Rivals Google, Anthropic, and AWS already offer model distillation capabilities. 

While Google previously offered the capability to create distilled models for PaLM and currently offers the capability to use Gemini to distill smaller models, AWS provides access to Llama 3.1-405B for synthetic data generation and distillation to fine-tune smaller models.

Model distillation as a feature inside OpenAI API is generally available, the company said, adding that any of its larger models can be used to distill smaller models.

Prompt Caching to reduce latency in gen AI applications

Alongside the distillation ability, OpenAI has also made available prompt caching capability for the latest versions of GPT-4o, GPT-4o mini, o1-preview, and o1-mini, as well as fine-tuned versions of those models.

Prompt caching is a technique used in the gen AI-based application development process that allows the model to understand natural language faster by storing and reusing contexts that are repetitively used while making API calls.

“Many developers use the same context repeatedly across multiple API calls when building AI applications, like when making edits to a codebase or having long, multi-turn conversations with a chatbot,” OpenAI explained, adding that the rationale is to reduce token consumption when sending a request to the LLM.

What that means is that when a new request comes in, the LLM checks if some parts of the request are cached. In case it is cached, it uses the cached version, otherwise it runs the full request.

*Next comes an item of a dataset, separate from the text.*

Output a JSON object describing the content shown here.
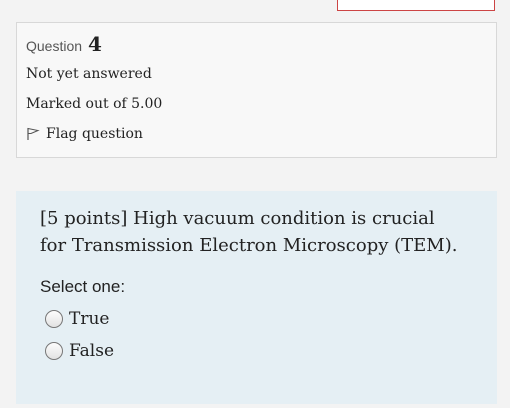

OpenAI’s new prompt caching capability works on the same fundamental principle, which could help developers save on cost and time.

“By reusing recently seen input tokens, developers can get a 50% discount and faster prompt processing times,” OpenAI said.

Additionally, OpenAI has introduced a public beta of the Realtime API, an API that allows developers to build low-latency, multi-modal experiences including text and speech in apps.